Il exerce son activité avec une obstination qui est par essence malsaine et souvent autodestructive.

Extrait du livre de Jesse Kellerman, « Les Visages », Point 2011

jeudi 5 décembre 2019

La vie professionnelle après 40 ans

Dans son livre « la part de l’autre » (Albin Michel, 2001), Eric-Emmanuel Schmitt imagine un Adolf Hitler (AH) admis à l’école des Beaux-Arts de Vienne et les conséquences qui s’en suivirent. 
AH devient un peintre assez connu, fréquentant l’École de Paris à Montparnasse entre les deux guerres, puis ruiné par la crise de 1930 rentrant à Berlin pour devenir professeur. 

« Après quarante ans, un artiste n’a plus d’illusions sur lui-même. Il sait s’il est un grand artiste ou un petit. 

A vingt ans, tout est songe, suspendu dans les nuages. A quarante ans, une partie de nos rêves est devenu la matière de nos vies. On a peint, on a produit, on a eu le temps de se tromper et de se reprendre, on a eu le loisir de repousser ses limites. A quarante ans, la technique a fini par être acquise et l’énergie demeure intacte : on sait enfin et l’on peut encore. Si on n’a pas produit un chef-d’œuvre, ou même l’amorce d’un chef-d’œuvre, alors la partie est finie.

Oui, on excuse l’absence de fermeté du trait, la timidité de la couleur, les hésitations de la composition tant que le peintre est en devenir. Certes, on voit des monstres, tels Picasso ou Bernstein (un des personnages du livre), qui, à dix-sept ans, sont déjà péremptoires. Mais, en face de ces évidences, on se dit qu’ils sont nés génies avec leurs moyens de génie alors que d’autres mettent des années à acquérir les moyens de leur génie. On attend, on espère. On se demande de quoi on va accoucher. Que donnera le travail ? Un prématuré ? Deux prématurés ? Trois fausses-couches ? Peu importe. Il faut continuer. On doit accoucher de soi-même. On a rendez-vous avec un inconnu lointain, le peintre que l’on est. A quarante ans, le bébé est venu. Pour les uns, c’est une grande surprise, c’est un géant. Pour d’autres, c’est agréable, c’est un vivant. Pour quelques-unes, c’est dramatique, c’est un mort-né, un petit cadavre qui leur reste sur les bras et qui rend vaines toutes les années d’effort.
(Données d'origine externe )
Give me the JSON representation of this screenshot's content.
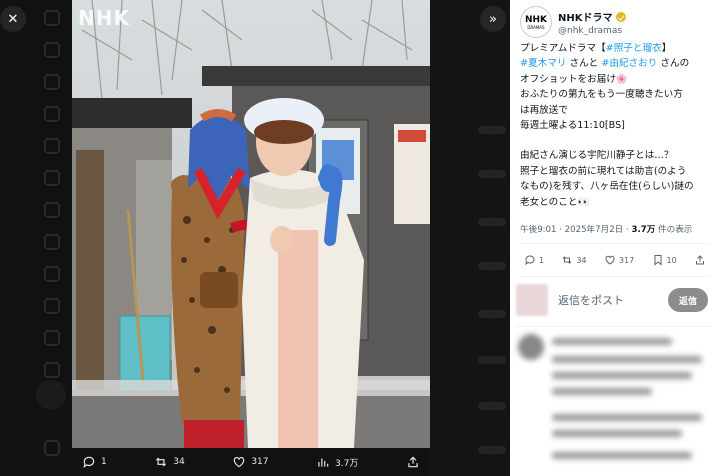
{
  "viewer": {
    "close_glyph": "✕",
    "toggle_glyph": "»",
    "watermark": "NHK",
    "actions": {
      "reply_count": "1",
      "repost_count": "34",
      "like_count": "317",
      "views_count": "3.7万"
    }
  },
  "tweet": {
    "account_name": "NHKドラマ",
    "account_handle": "@nhk_dramas",
    "avatar_text": "NHK",
    "avatar_subtext": "DRAMAS",
    "lines": [
      [
        {
          "t": "プレミアムドラマ【",
          "tag": false
        },
        {
          "t": "#照子と瑠衣",
          "tag": true
        },
        {
          "t": "】",
          "tag": false
        }
      ],
      [
        {
          "t": "#夏木マリ",
          "tag": true
        },
        {
          "t": " さんと ",
          "tag": false
        },
        {
          "t": "#由紀さおり",
          "tag": true
        },
        {
          "t": " さんの",
          "tag": false
        }
      ],
      [
        {
          "t": "オフショットをお届け🌸",
          "tag": false
        }
      ],
      [
        {
          "t": "おふたりの第九をもう一度聴きたい方",
          "tag": false
        }
      ],
      [
        {
          "t": "は再放送で",
          "tag": false
        }
      ],
      [
        {
          "t": "毎週土曜よる11:10[BS]",
          "tag": false
        }
      ],
      null,
      [
        {
          "t": "由紀さん演じる宇陀川静子とは…？",
          "tag": false
        }
      ],
      [
        {
          "t": "照子と瑠衣の前に現れては助言(のよう",
          "tag": false
        }
      ],
      [
        {
          "t": "なもの)を残す、八ヶ岳在住(らしい)謎の",
          "tag": false
        }
      ],
      [
        {
          "t": "老女とのこと👀",
          "tag": false
        }
      ]
    ],
    "time": "午後9:01 · 2025年7月2日 · ",
    "views_number": "3.7万",
    "views_label": " 件の表示",
    "stats": {
      "replies": "1",
      "reposts": "34",
      "likes": "317",
      "bookmarks": "10"
    },
    "reply_placeholder": "返信をポスト",
    "reply_button": "返信"
  },
  "colors": {
    "link": "#1d9bf0",
    "verified_badge": "#e2b719"
  }
}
Je suis de ces hommes-là. Les déçus. Les désespérés. Malgré le travail, le sérieux, malgré même le succès critique et financier pendant quelques temps, j’ai réalisé, à quarante ans, que je n’étais pas un grand peintre. Alors, puisque j’aime la peinture avec passion, puisque je l’aime plus qu’elle ne m’aime, j’ai décidé de devenir enseignant. Votre professeur. Transmettre. J’ai trouvé ma place. Et je suis devenu heureux.